In 2022, accountability for your DEI programs is as important as any language or philosophy behind it. For all the good intentions and grand promises, it’s meaningless if leadership teams are not held accountable when initiatives don’t receive the support they need or organizational culture doesn’t evolve in a way that fosters success for DEI programs.
Like any other tactic, DEI initiatives require a strategic mindset and measurable targets that drive impact not just representation but also inclusion, pay equity and a sense of belonging within the organization.
Accountability is crucial as it creates the sense of importance needed for DEI efforts to succeed. On a foundational level, if no one is accountable for results, there is little to no incentive for things to get done. To ensure that your DEI efforts are built on a foundation of accountability, we’ve outlined a few things you’ll need to do in support of all your DEI efforts.
There is a school of thought that DEI is the job of everyone within the organization. Unfortunately, it’s an idealistic view that subverts accountability. If everyone is meant to be doing it, what are the key metrics, milestones or deliverables? If everyone is responsible for it, who is taken to task if the effort fails?
Any effort in finance, marketing or accounting will have established benchmarks, milestones and results that define them as failures or successes, and DEI should be no different. These areas may be intertwined as it is no secret that a diverse workforce can impact the bottom line or make teams more innovative.
Your metrics cannot simply be quantitative, as in “hired x amount of a certain group.” They must also be qualitative, as in access to opportunity, performance reviews and talent-development investments. These benchmarks may be perceived differently, but measuring them through employee sentiment and feedback is vital to changing behaviors and creating a sense of inclusion.
Inclusion data is its own metric and is both quantitative and qualitative and requires analyzing them in conjunction with one another, such as turnover rates combined with exit interviews and employee surveys.
As you set out to identify metrics that suit your organization and its goals, you also consider how that information will be communicated to leadership, your employees and the general public. Transparency is key to building credibility and showing that accountability is at the core of DEI strategy.
Create Effective Scorecards
Scorecards and dashboards are valuable tools in creating accountability, providing a visual representation of successes and pain points to leaders, and creating the needed transparency to make your efforts credible.

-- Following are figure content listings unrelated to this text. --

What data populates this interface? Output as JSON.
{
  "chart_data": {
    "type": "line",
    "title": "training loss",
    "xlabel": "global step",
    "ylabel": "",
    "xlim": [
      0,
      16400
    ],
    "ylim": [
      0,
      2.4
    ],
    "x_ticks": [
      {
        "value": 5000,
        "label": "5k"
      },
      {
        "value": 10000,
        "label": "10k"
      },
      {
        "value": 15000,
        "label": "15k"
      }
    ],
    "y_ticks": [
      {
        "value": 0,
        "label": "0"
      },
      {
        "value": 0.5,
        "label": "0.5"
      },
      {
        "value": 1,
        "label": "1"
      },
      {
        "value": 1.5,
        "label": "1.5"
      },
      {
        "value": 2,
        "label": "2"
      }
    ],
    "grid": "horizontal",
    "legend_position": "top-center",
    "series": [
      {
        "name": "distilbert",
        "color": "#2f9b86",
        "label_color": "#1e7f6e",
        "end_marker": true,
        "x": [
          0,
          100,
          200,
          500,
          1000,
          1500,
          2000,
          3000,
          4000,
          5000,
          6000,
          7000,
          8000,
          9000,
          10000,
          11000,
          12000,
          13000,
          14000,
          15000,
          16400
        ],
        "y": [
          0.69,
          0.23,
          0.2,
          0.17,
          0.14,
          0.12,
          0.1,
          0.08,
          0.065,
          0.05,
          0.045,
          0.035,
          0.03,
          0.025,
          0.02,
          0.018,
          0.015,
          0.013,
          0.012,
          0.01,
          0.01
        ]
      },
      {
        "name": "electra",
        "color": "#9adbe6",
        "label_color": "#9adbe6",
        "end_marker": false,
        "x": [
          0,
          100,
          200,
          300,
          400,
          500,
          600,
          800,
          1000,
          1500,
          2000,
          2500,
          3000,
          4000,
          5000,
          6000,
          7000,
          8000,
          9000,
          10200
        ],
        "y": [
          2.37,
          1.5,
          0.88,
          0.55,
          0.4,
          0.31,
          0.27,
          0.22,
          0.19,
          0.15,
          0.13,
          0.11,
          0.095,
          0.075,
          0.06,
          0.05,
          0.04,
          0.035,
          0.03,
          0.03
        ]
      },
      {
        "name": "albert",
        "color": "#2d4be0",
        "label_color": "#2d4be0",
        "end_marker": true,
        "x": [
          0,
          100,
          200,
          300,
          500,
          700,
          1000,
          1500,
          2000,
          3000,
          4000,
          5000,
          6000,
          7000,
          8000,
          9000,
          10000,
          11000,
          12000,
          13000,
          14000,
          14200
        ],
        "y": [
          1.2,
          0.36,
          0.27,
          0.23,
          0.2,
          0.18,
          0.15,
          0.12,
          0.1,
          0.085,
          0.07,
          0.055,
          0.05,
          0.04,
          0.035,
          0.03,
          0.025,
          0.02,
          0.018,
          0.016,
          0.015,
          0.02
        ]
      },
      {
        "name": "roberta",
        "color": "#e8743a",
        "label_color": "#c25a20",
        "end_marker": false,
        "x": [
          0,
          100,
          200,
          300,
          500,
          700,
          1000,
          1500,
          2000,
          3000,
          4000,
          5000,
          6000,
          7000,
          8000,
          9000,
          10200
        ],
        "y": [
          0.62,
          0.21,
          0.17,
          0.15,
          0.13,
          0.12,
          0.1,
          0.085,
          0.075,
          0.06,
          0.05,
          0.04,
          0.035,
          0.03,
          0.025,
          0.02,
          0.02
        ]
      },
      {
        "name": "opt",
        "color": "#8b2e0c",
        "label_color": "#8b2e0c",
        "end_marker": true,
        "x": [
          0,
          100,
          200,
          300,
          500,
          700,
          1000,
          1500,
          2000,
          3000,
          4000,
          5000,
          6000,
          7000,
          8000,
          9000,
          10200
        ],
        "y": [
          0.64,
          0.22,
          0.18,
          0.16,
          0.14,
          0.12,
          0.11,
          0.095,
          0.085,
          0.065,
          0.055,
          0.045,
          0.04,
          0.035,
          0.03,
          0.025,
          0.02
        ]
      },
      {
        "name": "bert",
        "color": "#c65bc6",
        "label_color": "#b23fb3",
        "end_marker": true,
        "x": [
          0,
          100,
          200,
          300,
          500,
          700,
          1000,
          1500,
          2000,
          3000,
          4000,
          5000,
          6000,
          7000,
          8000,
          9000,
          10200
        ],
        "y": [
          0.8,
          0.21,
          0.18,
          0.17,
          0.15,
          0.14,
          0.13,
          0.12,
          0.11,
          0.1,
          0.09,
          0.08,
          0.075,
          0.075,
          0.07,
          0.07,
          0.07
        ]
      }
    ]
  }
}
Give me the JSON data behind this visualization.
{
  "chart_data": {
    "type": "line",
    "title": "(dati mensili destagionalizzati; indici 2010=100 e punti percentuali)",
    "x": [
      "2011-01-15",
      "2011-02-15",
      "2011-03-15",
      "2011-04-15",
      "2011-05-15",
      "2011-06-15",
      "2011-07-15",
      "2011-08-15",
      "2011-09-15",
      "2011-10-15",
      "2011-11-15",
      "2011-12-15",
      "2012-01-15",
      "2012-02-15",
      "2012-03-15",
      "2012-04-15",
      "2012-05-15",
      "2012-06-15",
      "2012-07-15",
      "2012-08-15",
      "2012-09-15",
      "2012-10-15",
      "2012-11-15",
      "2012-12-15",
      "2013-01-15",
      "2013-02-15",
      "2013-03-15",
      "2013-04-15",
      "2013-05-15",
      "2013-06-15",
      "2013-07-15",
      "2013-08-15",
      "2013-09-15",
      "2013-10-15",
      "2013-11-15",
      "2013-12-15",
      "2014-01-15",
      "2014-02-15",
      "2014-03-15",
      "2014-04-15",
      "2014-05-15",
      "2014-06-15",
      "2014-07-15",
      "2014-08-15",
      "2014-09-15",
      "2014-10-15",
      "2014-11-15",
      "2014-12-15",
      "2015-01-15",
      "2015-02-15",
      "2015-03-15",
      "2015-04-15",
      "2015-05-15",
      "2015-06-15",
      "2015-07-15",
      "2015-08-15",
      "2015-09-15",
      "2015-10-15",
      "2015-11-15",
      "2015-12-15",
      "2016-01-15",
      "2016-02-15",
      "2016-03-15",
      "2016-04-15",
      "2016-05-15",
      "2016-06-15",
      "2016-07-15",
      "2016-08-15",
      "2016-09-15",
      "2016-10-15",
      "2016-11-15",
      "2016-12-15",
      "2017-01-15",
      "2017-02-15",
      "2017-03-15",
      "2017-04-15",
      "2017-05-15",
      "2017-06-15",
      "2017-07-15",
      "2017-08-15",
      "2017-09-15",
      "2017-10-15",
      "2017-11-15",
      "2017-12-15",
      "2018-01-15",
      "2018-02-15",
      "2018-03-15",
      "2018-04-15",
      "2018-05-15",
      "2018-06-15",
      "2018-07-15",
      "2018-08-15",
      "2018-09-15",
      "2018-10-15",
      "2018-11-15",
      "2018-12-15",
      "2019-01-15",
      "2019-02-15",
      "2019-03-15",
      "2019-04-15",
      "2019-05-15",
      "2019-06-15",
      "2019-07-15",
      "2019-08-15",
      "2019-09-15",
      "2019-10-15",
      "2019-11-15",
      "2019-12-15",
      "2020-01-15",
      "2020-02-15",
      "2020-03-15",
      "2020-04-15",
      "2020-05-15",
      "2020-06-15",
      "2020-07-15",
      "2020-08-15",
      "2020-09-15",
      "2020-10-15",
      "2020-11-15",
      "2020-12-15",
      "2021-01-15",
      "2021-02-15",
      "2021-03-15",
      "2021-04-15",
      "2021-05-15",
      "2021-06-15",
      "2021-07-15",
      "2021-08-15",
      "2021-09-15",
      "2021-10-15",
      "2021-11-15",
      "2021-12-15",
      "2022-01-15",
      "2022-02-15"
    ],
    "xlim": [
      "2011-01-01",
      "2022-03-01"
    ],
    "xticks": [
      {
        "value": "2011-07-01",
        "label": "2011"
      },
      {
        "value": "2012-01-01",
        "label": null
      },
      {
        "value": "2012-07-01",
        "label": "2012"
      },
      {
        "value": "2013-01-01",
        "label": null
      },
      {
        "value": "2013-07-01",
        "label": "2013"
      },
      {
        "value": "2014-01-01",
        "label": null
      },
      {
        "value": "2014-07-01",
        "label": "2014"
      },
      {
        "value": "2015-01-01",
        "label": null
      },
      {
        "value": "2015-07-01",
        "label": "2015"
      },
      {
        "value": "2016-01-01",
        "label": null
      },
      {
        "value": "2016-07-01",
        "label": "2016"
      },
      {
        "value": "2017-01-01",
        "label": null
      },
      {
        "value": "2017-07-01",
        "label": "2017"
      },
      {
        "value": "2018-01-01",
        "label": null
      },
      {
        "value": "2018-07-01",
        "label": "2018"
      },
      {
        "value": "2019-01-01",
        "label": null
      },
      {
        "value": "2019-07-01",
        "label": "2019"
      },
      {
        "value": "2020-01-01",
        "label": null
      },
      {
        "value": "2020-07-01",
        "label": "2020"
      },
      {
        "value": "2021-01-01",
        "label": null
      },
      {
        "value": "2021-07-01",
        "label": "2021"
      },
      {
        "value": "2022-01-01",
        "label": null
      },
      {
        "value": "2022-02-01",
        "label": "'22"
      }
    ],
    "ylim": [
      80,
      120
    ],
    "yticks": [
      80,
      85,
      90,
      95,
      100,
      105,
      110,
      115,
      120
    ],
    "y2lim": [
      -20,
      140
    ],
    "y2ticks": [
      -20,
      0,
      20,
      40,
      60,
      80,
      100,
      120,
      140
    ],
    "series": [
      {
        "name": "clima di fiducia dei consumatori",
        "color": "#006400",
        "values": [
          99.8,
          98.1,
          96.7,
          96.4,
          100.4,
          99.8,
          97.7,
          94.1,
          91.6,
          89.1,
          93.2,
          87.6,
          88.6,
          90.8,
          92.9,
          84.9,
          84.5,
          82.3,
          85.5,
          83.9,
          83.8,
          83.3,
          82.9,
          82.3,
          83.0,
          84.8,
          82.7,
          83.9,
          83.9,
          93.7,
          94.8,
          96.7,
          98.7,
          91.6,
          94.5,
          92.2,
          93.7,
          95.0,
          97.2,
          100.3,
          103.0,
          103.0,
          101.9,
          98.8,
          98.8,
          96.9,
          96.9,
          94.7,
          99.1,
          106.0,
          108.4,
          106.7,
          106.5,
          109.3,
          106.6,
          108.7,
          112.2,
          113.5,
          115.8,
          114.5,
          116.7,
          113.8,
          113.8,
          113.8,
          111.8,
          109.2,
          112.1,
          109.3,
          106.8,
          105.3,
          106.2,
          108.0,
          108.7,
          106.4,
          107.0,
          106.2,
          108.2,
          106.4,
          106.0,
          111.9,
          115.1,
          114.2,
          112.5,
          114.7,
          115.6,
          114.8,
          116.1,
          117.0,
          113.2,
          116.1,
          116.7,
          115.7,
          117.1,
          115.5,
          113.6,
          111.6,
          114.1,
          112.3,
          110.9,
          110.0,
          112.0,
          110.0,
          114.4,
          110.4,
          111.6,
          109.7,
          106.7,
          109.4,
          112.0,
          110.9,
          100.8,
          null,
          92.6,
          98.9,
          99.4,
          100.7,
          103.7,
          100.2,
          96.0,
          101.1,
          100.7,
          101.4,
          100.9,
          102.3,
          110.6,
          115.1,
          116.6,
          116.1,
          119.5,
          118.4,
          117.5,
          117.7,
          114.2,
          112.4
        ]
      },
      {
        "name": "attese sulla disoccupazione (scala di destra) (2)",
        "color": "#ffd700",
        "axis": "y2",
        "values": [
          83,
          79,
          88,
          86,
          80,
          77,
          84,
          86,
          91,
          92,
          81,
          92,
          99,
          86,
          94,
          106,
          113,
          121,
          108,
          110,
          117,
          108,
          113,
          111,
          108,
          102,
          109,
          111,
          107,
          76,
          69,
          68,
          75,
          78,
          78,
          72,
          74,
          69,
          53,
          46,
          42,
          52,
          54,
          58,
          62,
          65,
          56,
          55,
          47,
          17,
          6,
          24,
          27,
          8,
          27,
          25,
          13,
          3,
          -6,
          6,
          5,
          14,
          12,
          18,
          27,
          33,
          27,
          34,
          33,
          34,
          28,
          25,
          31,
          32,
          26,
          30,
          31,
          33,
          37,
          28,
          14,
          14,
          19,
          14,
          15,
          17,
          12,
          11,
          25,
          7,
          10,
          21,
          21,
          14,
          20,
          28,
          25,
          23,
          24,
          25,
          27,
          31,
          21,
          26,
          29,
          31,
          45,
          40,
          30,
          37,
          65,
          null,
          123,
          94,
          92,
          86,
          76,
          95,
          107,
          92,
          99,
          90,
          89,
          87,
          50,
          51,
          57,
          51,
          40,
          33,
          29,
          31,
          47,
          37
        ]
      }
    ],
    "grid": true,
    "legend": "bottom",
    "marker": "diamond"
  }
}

Scorecards can show progress on a number of metrics, from the representation across various levels of the organization (new hires, executives, mid-level management) to even the succession pipeline promoting employees into supervisory positions. They are also effective for tracking supplier diversity and benchmarking efforts to change culture and leadership.
To further refine scorecards, contracting a third party to help review and evolve them is helpful. By bringing in experts who can help you see the bigger picture of what is displayed in the scorecards, companies can ensure a scorecard format will remain relevant as their metrics and definitions of success evolve.
As representation grows and companies begin addressing how people progress through the ranks, metrics around how management builds trust and engagement with employees will become critical factors like talent retention and something that has long-term ramifications for the sustainability of DEI efforts.
The scorecard can then show where leadership needs to focus its efforts and where the company needs to improve. Leadership accountability on DEI with real consequences tied to compensation for failure empowers leaders to make decisions authoritatively rather than having HR and diversity teams spinning their wheels or venting about hurdles.
If leadership isn’t held accountable for diversity efforts, it sends a message to the rest of the organization that these initiatives don’t matter or aren’t something that the higher-ups view as a priority.
Passion for equality is not enough to drive results. When leaders can’t shirk accountability, it creates incentive or even a sense of urgency to meet goals. This accountability will then trickle down to other areas of the organization and prevent progress from stagnating.
If the accountability sits with a DEI leader, it’s worth emphasizing that this accountability from follow-through can’t happen without proper support. The last couple of years have seen a spate of Chief Diversity Officers on the move, partly because organizations have struggled to follow through with resources, budgets and the talent needed to support those executives.
Many organizations are just coming around to hiring diversity-focused executives and quickly realizing the importance of a support system. Without one, a CDO tasked with driving cultural and systemic change within the organization and creating an environment where inclusion is a priority for everyone (and not just the DEI and HR teams or the executives that oversee their efforts) will be working from a deficit.